A Ordem dos Médicos deve ser obrigada a adaptar o seu Código Deontológico à nova lei do aborto?
A pergunta, feita na edição «online» do jornal «Público», chama a atenção para os riscos de legalizar injustiças.
Coisa bem diferente de legalizar uma injustiça é aceitar que um comportamento errado tenha atenuantes: nesse caso, não se legaliza a injustiça, apenas se introduz um certo grau de compreensão por pessoas colocadas em situação difícil.
O problema é que a lei do aborto não expressa compreensão pela situação difícil de algumas mães, reconhecendo que uma decisão errada pode ter atenuantes.
O que a lei do aborto traduz é o oposto: ver-se livre do filho não seria uma atitude errada, mas uma boa decisão e inclusivamente um direito. Mais ainda, considera-se uma decisão louvável, que o Estado apoia com subsídios, que não dá às mães que decidem ter o filho.
A pergunta do «Público» mostra como o risco de legalizar uma injustiça é desencadear uma escalada aberrante de outras injustiças.
A história da humanidade é farta em exemplos. Depois de estabelecer o direito a cometer uma injustiça, rapidamente se passa a condenar quem não a cometer e rapidamente se impõe a outros a obrigação de colaborar activamente com a injustiça.
Não são só os médicos que vão sofrer as consequências de se ter legalizado o aborto em Portugal, mas dado o empenho do actual Ministério da Saúde em promover o aborto a todo o custo, e dado que os médicos estão sob a alçada deste Ministério, era óbvio que seriam as primeiras vítimas deste processo. Têm-no sido de várias formas, por exemplo, na indicação legal de os hospitais do Estado (que são a maioria) passarem a só contratar médicos abortistas, ou no teor inaceitável da «objecção de consciência» que se pede aos médicos.

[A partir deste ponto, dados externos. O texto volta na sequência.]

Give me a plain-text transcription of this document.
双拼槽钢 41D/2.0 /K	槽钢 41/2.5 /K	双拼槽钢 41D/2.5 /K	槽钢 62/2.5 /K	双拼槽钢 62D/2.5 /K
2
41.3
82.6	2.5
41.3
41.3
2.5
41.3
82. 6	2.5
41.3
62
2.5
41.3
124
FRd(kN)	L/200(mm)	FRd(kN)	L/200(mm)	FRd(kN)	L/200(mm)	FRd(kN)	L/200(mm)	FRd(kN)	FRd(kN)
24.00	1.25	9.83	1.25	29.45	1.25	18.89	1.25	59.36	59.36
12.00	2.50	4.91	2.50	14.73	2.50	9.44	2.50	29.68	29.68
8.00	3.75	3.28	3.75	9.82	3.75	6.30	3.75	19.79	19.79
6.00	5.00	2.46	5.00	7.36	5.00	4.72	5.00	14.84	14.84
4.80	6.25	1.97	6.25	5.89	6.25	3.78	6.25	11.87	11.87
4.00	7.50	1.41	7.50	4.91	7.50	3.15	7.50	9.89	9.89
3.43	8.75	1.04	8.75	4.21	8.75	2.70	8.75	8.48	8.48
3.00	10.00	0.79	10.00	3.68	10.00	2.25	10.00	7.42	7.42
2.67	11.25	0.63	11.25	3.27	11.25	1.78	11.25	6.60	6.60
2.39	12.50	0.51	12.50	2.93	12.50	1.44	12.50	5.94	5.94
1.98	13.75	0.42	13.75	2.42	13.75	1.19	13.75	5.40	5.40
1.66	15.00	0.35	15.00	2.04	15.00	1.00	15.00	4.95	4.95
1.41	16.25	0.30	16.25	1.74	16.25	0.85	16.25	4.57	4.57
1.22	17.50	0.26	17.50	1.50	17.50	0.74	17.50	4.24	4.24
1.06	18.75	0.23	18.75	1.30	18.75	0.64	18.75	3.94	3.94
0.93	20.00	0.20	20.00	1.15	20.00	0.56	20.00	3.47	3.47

Agora, o Ministro e o Procurador-Geral querem ir mais longe, obrigando a Ordem dos Médicos a declarar como deontologicamente correcto o assassínio de crianças ainda não nascidas. Essa exigência não tem quaisquer implicações para a população em geral, não facilita ou dificulta a prática do aborto, porque só compromete os médicos perante a sua própria consciência. Por isso mesmo, a atitude do Ministro e do Procurador-Geral é um exemplo eloquente de como, depois de legalizar uma injustiça, se cometem outras: neste caso, calando a voz de quem declara que a vida humana deve ser sempre respeitada.
Hoje os médicos estão na primeira linha da luta pela liberdade e pela justiça. A seguir, virão outros funcionários públicos, os órgãos de informação, as empresas e toda a sociedade.
Quando se legaliza uma injustiça, a cadeia de consequências injustas não pára. Legalizar a injustiça acaba sempre por ilegalizar a justiça e no limite (é questão de tempo), conduz à ditadura e à guerra.
É bom que a opinião pública perceba o que está em causa.
O inquérito electrónico está ultrapassado. O «Público» já substituiu o tema por outro com menos relevância. Ignoro o resultado final da pergunta acerca do código deontológico dos médicos e, de qualquer modo, esse resultado acaba por ser estatisticamente pouco significativo, porque, como o inquérito esteve no ar durante pouco tempo, é fácil que um grupo se tenha mobilizado para distorcer a votação.
O que é urgente é que a sociedade portuguesa dê sinais de que não está adormecida, de que não quer continuar a deslizar pela estrada da morte. Não vale a pena preocuparmo-nos com inquéritos que já passaram, o que vale a pena é não esquecer a pergunta.